The balance sheet changed dramatically in 2025. DSV went from net cash to €11.5 billion of net debt to fund the Schenker acquisition. Leverage sits at 2.8 times annual operating earnings, against a long-term target of below 2x. The plan is to be back inside that target by mid-2027, deleveraging on adjusted free cash flow of over €2 billion per year.

What comes next

The integration of Schenker is running two years ahead of the original schedule. By the end of Q1 2026, 45% of the integration was complete, including Germany, which had required careful negotiation with works councils before it could begin. Management expects the whole thing done by end of 2026. Annual synergies of €1.2 billion are targeted for full effect in 2027.

The risks are real. The Middle East conflict is complicating air and sea routes. Trade tariff uncertainty is weighing on cross-border volumes. The automotive sector, which represents about 10% of DSV's gross profit, is in a prolonged slump. And carrying €11.5 billion of debt means there is less room to manoeuvre than before.

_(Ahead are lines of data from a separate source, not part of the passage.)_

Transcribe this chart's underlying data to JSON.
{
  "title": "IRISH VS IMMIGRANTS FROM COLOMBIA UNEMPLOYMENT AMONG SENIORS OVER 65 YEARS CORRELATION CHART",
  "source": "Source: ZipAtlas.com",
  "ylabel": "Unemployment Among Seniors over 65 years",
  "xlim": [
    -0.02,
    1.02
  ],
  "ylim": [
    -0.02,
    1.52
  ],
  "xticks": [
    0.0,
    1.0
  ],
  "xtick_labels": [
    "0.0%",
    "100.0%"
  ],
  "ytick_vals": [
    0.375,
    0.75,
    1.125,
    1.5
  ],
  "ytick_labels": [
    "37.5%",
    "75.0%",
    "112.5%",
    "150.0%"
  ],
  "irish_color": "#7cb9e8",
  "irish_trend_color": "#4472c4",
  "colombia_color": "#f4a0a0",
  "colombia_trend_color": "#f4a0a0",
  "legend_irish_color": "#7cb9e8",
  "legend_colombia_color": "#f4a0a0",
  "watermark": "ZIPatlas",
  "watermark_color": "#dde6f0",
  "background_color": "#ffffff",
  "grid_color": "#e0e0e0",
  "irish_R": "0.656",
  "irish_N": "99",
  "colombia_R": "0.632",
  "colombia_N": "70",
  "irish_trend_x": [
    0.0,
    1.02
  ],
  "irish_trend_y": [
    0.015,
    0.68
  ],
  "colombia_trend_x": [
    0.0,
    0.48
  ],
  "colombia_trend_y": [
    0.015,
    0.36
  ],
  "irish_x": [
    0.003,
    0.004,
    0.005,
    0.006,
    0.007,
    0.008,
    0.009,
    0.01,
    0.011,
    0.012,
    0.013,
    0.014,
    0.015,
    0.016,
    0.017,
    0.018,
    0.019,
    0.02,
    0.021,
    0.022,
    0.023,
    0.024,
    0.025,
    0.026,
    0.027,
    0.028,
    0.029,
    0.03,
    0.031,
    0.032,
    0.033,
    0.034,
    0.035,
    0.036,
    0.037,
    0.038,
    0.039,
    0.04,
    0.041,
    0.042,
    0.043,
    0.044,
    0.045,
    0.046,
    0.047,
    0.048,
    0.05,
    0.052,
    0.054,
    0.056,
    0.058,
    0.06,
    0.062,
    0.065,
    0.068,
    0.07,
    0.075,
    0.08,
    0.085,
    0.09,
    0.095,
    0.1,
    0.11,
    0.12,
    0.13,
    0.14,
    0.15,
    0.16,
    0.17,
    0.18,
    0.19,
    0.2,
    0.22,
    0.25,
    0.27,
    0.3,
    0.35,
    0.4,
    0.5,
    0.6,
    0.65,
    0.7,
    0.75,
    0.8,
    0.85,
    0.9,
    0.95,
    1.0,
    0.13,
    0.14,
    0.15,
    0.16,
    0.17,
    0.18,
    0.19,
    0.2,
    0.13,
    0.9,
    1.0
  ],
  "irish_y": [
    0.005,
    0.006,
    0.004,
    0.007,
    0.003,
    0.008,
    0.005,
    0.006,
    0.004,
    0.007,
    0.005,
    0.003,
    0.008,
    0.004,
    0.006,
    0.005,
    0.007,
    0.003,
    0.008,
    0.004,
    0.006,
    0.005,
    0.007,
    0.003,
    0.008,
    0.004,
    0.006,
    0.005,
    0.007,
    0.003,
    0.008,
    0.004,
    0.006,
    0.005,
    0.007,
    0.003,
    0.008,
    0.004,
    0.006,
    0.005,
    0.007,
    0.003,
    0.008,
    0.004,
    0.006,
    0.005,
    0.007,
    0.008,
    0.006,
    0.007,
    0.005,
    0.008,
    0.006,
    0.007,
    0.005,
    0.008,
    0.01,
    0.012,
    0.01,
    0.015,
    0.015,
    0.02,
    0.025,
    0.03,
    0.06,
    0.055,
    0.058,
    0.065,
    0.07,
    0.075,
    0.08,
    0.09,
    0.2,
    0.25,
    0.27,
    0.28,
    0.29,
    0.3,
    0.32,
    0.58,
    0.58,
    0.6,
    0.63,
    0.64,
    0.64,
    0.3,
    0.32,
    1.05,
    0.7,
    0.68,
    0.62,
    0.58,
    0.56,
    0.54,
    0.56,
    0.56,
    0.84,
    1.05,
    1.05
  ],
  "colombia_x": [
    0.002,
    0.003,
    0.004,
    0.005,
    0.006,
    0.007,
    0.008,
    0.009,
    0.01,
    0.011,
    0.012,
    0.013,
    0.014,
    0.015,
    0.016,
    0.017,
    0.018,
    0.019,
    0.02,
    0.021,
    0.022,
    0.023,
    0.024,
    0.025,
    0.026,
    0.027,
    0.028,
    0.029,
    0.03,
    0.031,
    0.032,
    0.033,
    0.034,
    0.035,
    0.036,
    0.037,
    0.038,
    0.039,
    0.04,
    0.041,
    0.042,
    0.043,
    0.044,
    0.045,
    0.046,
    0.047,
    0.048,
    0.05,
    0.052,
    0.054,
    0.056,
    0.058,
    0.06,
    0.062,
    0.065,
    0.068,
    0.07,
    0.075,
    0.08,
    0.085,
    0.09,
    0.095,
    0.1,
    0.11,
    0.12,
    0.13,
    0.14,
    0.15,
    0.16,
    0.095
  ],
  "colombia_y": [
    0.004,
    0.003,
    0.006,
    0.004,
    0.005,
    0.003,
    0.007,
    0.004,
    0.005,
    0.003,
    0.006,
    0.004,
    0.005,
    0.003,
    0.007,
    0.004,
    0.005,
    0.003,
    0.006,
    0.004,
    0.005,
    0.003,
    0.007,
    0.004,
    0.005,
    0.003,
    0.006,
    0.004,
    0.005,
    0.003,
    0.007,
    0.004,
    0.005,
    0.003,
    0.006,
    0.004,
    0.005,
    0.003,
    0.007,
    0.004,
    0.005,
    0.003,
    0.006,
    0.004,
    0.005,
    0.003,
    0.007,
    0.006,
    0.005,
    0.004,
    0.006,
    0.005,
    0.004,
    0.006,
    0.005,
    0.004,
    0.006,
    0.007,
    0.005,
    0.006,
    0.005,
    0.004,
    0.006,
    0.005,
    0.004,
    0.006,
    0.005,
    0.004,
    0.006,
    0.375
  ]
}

For 2026, DSV guides to operating profit of €3.1 to 3.4 billion, roughly 20 to 30% higher than 2025, as a full year of Schenker earnings and the first major wave of synergies flow through.

The closing thought

Every package that crosses a border, every container that moves from a factory in one continent to a warehouse in another, needs someone to arrange the journey. That job has existed for as long as global trade has. DSV has been doing it, quietly and profitably, since ten Danish truckers pooled their resources in a garage in 1976.

In 2026, the company they built turns fifty. It is now the largest freight forwarder on earth.

If you own a European or global index fund, DSV is in your portfolio. You have been co-owning a piece of global trade's invisible infrastructure all along.

Data and images sourced from DSV Annual Report 2025 and DSV Q1 2026 Interim Financial Report. Share price and market cap as of mid June 2026.